En pleine nuit, les candidats à l’École 42 participent au programme intensif baptisé « la Piscine ». Ils ont un mois pour apprendre un langage informatique – le « C » – et ainsi s’essayer, en complète autonomie et à un rythme effréné, aux méthodes de cette formation qu’ils convoitent. « Ils bossent comme des dingues, de douze à quinze heures par jour. Certains dorment même sur place », témoigne le photographe Cyril Marcilhacy, qui a passé plusieurs semaines en 2022 dans les locaux parisiens de l’école dédiée à l’informatique. « Pour y accéder, j’ai dû expliquer ma démarche et montrer patte blanche, puis j’ai pu photographier librement. »
Son immersion s’inscrit dans un projet initié en 2021 sur la « French Tech » et la « start-up nation », pour lequel il interroge l’impact des pratiques managériales sur la vie privée ainsi que l’injonction, de plus en plus pressante, au bonheur. À côté des moments passés devant l’écran, les candidats à l’École 42 se voient proposer des « événements pour décompresser, relate le photographe français, comme des soirées mousse, des cours de yoga, des concerts…»
Dans la « galaxie Niel »
Fondée en 2013 par Xavier Niel, l’École 42 propose une formation sur trois ans, gratuite et accessible à toute personne majeure.
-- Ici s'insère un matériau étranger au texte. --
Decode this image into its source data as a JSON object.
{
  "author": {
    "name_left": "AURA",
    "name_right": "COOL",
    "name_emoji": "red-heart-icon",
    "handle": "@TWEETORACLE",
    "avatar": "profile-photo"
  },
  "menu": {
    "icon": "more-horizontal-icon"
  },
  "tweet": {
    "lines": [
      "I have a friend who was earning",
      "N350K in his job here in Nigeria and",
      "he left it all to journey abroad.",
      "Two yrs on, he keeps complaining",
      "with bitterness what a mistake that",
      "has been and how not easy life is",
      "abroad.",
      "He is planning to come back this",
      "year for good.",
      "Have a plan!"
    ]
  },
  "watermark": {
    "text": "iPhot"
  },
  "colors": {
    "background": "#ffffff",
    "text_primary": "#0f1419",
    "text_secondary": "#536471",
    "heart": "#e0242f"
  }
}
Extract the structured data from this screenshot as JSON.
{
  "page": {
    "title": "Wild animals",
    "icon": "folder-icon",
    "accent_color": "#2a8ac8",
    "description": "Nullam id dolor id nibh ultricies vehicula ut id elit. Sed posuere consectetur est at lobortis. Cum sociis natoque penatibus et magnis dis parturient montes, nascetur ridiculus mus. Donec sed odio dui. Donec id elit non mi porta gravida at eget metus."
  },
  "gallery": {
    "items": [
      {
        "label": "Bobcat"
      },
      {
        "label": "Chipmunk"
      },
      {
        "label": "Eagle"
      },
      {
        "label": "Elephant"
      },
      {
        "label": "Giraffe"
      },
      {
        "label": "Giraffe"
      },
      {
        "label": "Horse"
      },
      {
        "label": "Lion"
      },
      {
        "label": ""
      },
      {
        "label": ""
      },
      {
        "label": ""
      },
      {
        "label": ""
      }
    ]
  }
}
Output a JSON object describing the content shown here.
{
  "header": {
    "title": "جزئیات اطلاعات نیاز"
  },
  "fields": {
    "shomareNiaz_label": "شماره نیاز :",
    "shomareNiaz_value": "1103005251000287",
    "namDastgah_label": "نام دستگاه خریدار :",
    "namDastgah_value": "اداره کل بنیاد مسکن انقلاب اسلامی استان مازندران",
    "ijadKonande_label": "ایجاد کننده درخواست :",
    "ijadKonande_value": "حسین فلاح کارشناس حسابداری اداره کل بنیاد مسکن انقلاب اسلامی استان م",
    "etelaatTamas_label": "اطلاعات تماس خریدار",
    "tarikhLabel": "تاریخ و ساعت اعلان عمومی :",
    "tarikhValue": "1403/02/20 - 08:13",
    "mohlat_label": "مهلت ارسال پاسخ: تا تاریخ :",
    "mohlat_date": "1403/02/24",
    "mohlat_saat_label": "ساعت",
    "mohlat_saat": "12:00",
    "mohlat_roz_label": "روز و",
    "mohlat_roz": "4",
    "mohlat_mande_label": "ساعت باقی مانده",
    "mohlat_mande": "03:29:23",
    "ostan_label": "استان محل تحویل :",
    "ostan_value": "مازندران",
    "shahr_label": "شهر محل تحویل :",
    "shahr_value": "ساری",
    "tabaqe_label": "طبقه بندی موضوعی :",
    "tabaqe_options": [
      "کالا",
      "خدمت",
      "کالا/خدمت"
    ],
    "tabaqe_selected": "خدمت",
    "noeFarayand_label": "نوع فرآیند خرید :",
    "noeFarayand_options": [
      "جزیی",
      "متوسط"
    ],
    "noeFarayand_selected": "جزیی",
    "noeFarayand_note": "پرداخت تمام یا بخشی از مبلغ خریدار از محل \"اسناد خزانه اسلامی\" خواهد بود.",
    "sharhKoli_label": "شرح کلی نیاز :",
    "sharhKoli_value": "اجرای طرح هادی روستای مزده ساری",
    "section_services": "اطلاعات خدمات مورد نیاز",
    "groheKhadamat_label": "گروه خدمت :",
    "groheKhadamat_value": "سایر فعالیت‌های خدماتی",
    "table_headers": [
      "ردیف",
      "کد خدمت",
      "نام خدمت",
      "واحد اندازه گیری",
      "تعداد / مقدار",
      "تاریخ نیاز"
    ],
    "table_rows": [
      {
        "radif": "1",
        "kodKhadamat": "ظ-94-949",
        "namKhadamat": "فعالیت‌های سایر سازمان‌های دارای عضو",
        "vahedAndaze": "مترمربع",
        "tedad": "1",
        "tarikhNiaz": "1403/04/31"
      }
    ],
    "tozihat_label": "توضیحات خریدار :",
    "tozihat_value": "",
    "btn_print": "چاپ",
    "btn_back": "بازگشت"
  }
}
Aucun diplôme ni expérience en programmation ne sont requis. Seule condition d’admission : réussir l’épreuve clé de la Piscine. Un moyen d’être inclusif et de s’adresser aux personnes éloignées du monde de la tech. « Au cours de mon travail sur les start-up, j’ai découvert que la majorité des personnes qui évoluent dans cet univers sont issues de milieux très favorisés. » Chaque année, près de 4 000 candidats tentent le concours de 42, pour seulement un quart d’admis. « Toute une génération veut intégrer ces entreprises d’informatique, dont le système de management est très inspiré de la Silicon Valley. »
À l’issue de la formation, les élèves diplômés de 42 rejoignent les grandes entreprises du secteur, et particulièrement celles de la « galaxie Niel », comme l’atteste Cyril Marcilhacy : « J’ai retrouvé de nombreux anciens étudiants de l’école chez Free ou à la Station F, le plus grand incubateur mondial de start-up ».
En 2019, le président de la République avait fixé l’objectif de 25 « licornes » – entreprises valorisées à plus de 1 milliard de dollars – pour 2025, finalement atteint avec trois ans d’avance. Le projet du photographe a pu voir le jour grâce à la Grande Commande photojournalisme de la Bibliothèque nationale de France (BNF). Il l’a amené à visiter plusieurs lieux emblématiques de l’industrie du numérique, comme les locaux de l’entreprise de reconditionnement informatique Back Market, troisième licorne française en matière de chiffre d’affaires, ou encore le salon VivaTech.